USDJPY turns around

USDJPY closed higher last week after a two-week sell off pushed it to as low as 113.45,the lowest price since Jun’07’06.

Following its bottoming in May at 108.97, this pair embarked on a rally off this low with a correction in form of consolidation in late May before hitting a new two-month high at 116.69 in June’06.USDJPY did not only blast through its Jan’06 low on its way to the upside but took out other layers of resistance (50/100/200
EMA/.50 Ret/.618 Ret) and then hit a very strong resistance zone denoted by the blue and the magenta horizontal lines. In addition, this zone coincided with Feb/March’06 lows and the gap down zone making it a very hard nut to crack for this pair.

What then happened at this key resistance zone?
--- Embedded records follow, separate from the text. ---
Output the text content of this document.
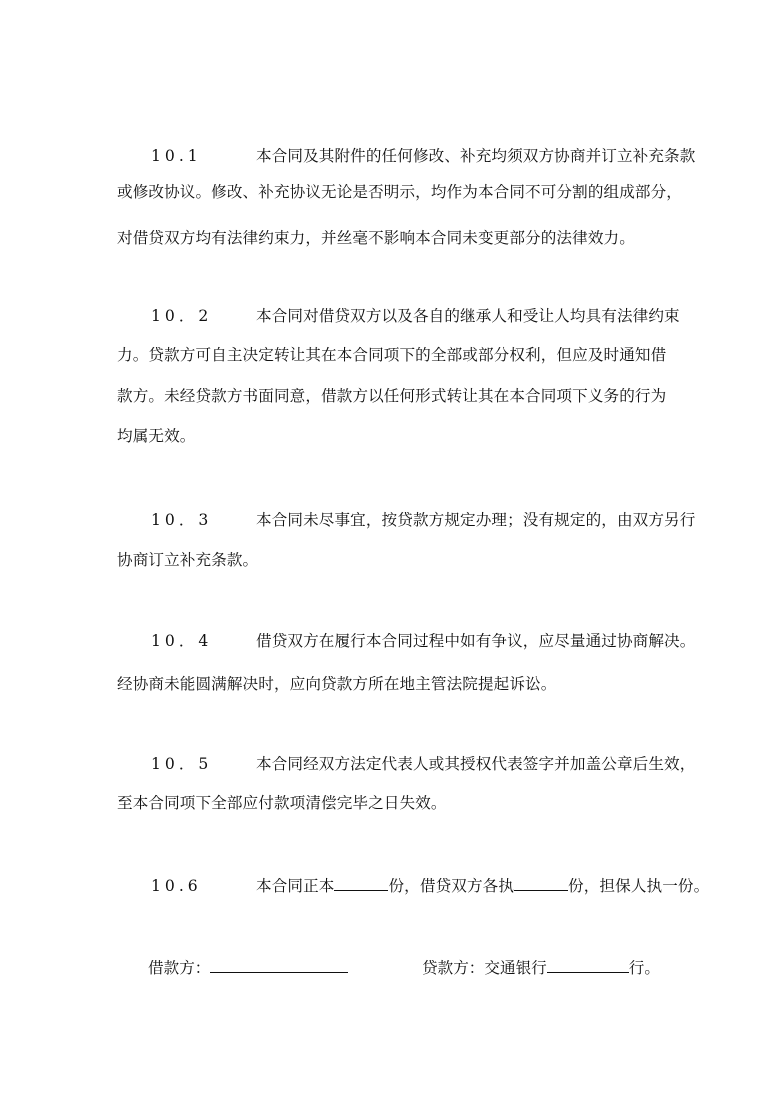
10.1	本合同及其附件的任何修改、补充均须双方协商并订立补充条款
或修改协议。修改、补充协议无论是否明示，均作为本合同不可分割的组成部分，
对借贷双方均有法律约束力，并丝毫不影响本合同未变更部分的法律效力。
10．2	本合同对借贷双方以及各自的继承人和受让人均具有法律约束
力。贷款方可自主决定转让其在本合同项下的全部或部分权利，但应及时通知借
款方。未经贷款方书面同意，借款方以任何形式转让其在本合同项下义务的行为
均属无效。
10．3	本合同未尽事宜，按贷款方规定办理；没有规定的，由双方另行
协商订立补充条款。
10．4	借贷双方在履行本合同过程中如有争议，应尽量通过协商解决。
经协商未能圆满解决时，应向贷款方所在地主管法院提起诉讼。
10．5	本合同经双方法定代表人或其授权代表签字并加盖公章后生效，
至本合同项下全部应付款项清偿完毕之日失效。
10.6	本合同正本	份，借贷双方各执	份，担保人执一份。
借款方：	贷款方：交通银行	行。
A consolidation and a failed attempt to the upside followed leading to a sell off to 114.39/08 level. A three-day rally ensued but failed creating another sell-off towards 113.40(Jan’06 low), a very important level both on the daily and weekly charts as can be seen from the charts below. With the confluence of a horizontal support trendline, .50 Ret and 113.00/40 (as strong support levels), USDJPY survived the sell off and turned upwards rallying to as high as 116.37 a few pips from the blue falling trendline drawn off Dec.’05 high(121.40).

Figure 1: Daily Chart


Figure 2: Weekly Chart


Another thing that is noticeable in this pair is the overbought condition that has fired up which it needs to unwind to build more energy before launching a fresh attack on the falling trendline and probably push higher towards 118.86/119.00 levels which are the main obstacles to its upside incursions. Any pullback/correction based on the above view should be initially contained by 115.93/95(Gap down bottom/.707 Ret) and 115.05/114.84 (.618 Ret/200
EMA) should fence off any deeper retracement.

On the whole, this new development has put this pair in a position to push for higher gains.